Thaïs is a novel by French writer Anatole France, published in 1890. It is based on events in the life of Saint Thaïs of Egypt, a legendary convert to Christianity who is said to have lived in the 4th century. It was the inspiration for the 1894 namesake opera by Jules Massenet.

==Summary==
Paphnuce, an ascetic hermit of the southern Egyptian desert, along the Nile, in the Thebaid, journeys to Alexandria to find Thais, the libertine beauty whom he knew as a youth. Masquerading as a dandy, he is able to speak with her about eternity; surprisingly he succeeds in converting her to Christianity. Yet on their return to the desert he becomes fascinated with her former life. She enters a convent to repent of her sins. He cannot forget the pull of her famous beauty, and becomes confused about the values of life. Later, as she is dying and can only see heaven opening before her, he comes to her side and tells her that her faith is an illusion, and that he loves her.

==English translations==
- Ernest Tristan (stated 1902 in frontispiece, but likely later, Boni and Liveright. Introduction, with illustrations, by Hendrik Van Loon, likely setting publication after ca 1910)
- Robert Bruce Douglas (1926)

==Adaptations==
The novel was adapted in 1917 for an American silent film, Thais. In 1984 new adaptation took place for a Polish film Thais directed by Ryszard Ber.
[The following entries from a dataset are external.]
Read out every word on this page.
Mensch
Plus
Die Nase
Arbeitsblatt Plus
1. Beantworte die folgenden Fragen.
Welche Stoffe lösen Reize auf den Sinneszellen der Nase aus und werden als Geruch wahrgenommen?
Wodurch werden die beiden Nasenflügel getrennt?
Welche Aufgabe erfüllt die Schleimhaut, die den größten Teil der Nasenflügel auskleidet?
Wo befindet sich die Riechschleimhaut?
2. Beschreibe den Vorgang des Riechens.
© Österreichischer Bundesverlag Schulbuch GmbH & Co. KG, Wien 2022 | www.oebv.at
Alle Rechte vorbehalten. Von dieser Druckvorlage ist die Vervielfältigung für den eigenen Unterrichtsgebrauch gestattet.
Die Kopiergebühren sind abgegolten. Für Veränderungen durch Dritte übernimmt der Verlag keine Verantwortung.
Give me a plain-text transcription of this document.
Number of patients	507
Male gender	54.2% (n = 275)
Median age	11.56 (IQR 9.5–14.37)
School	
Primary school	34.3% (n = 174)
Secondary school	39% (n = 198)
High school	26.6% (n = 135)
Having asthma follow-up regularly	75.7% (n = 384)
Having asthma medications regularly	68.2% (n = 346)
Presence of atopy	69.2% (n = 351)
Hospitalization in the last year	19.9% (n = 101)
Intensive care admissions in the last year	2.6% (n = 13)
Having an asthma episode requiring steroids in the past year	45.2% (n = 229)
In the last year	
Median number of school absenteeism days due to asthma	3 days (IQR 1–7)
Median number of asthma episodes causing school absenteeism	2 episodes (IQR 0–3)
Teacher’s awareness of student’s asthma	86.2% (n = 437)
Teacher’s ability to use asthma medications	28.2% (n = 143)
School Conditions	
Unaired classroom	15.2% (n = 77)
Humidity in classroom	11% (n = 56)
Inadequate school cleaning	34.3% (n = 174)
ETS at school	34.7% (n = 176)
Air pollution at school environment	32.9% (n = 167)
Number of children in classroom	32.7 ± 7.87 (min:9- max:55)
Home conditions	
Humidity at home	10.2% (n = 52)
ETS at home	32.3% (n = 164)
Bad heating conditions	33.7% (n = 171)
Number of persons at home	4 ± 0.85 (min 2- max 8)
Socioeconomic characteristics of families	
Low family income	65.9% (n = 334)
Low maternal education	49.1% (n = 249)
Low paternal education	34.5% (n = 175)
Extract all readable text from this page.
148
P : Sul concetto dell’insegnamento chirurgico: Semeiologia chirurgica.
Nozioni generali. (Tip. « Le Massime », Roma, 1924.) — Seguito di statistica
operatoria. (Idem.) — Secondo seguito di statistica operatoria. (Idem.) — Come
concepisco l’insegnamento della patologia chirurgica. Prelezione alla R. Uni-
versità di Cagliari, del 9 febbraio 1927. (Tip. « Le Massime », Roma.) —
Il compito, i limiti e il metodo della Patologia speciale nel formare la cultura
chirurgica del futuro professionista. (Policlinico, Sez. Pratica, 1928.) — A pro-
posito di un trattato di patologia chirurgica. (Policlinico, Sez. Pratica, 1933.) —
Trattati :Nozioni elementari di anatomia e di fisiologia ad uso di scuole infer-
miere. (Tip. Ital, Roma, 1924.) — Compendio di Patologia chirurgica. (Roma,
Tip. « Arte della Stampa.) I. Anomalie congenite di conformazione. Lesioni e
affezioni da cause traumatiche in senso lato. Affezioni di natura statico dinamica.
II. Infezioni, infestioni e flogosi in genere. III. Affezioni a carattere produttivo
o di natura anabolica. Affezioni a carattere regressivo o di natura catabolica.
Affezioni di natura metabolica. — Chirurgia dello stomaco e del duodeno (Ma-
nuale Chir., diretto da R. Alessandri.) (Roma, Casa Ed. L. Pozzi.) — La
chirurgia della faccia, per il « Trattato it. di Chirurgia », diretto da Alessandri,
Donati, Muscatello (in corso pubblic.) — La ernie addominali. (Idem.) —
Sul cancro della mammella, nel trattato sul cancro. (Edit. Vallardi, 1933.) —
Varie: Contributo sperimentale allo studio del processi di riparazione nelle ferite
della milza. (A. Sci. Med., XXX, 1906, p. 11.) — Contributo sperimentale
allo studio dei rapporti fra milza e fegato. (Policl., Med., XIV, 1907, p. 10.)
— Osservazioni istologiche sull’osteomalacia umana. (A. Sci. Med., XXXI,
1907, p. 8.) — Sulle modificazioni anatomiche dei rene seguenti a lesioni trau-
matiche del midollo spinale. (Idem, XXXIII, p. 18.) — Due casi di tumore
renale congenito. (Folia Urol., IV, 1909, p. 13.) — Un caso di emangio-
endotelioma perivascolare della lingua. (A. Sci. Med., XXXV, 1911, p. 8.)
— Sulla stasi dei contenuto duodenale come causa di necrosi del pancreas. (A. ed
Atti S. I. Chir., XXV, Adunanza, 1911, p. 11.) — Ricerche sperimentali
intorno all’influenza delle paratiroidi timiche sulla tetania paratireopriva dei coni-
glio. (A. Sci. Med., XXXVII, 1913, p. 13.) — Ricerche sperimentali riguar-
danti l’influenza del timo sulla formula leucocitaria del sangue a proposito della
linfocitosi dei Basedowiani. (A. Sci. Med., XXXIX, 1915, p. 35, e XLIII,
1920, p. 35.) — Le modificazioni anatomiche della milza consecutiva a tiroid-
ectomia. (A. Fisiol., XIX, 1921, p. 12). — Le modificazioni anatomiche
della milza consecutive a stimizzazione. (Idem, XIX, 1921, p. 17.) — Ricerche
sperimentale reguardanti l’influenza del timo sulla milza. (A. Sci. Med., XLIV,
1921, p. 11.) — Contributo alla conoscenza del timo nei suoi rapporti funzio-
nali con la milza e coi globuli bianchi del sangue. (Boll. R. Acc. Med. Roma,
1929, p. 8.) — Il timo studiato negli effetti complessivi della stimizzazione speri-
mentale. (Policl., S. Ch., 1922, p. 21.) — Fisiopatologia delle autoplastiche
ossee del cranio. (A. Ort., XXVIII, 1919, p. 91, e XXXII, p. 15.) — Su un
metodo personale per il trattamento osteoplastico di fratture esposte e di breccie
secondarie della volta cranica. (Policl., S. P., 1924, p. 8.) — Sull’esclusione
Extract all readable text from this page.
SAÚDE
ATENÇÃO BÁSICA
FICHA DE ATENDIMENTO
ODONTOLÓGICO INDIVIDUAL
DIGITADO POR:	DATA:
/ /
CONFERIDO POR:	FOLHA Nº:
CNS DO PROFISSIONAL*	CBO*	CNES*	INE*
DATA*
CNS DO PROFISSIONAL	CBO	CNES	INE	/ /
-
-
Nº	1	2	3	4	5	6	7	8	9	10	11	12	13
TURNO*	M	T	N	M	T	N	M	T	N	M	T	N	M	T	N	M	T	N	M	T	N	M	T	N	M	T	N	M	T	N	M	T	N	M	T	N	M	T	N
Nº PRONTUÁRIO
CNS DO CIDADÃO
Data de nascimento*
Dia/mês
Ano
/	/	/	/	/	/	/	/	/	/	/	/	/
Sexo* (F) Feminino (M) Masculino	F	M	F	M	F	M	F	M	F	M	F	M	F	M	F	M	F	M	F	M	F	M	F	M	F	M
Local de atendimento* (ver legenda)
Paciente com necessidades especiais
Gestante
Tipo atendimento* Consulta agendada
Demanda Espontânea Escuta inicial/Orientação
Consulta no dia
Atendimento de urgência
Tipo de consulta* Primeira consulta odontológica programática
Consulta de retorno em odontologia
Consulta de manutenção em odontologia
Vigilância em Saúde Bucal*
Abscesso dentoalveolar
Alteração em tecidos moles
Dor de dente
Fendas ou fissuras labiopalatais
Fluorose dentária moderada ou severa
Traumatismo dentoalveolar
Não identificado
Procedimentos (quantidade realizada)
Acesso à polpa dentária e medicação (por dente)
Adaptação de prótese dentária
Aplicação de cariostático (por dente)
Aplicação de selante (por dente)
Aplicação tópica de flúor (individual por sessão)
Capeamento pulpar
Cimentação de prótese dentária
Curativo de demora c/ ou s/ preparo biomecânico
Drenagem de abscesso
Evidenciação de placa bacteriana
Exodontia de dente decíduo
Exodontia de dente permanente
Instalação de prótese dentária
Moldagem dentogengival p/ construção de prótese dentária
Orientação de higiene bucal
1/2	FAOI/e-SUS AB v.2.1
David Frischmann adapted the novel into a short story in Hebrew, called "Ir Hamiklat" ("City of Shelter). He also translated the novel into Hebrew.

The Indian writer Munshi Premchand adapted Thaïs as Ahankar in Hindi.

The comic poet Newman Levy reviewed and summarized the story in his poem "Wicked Alexandria" in response to seeing the Massenet opera. The poem was subsequently popularized as a comic song.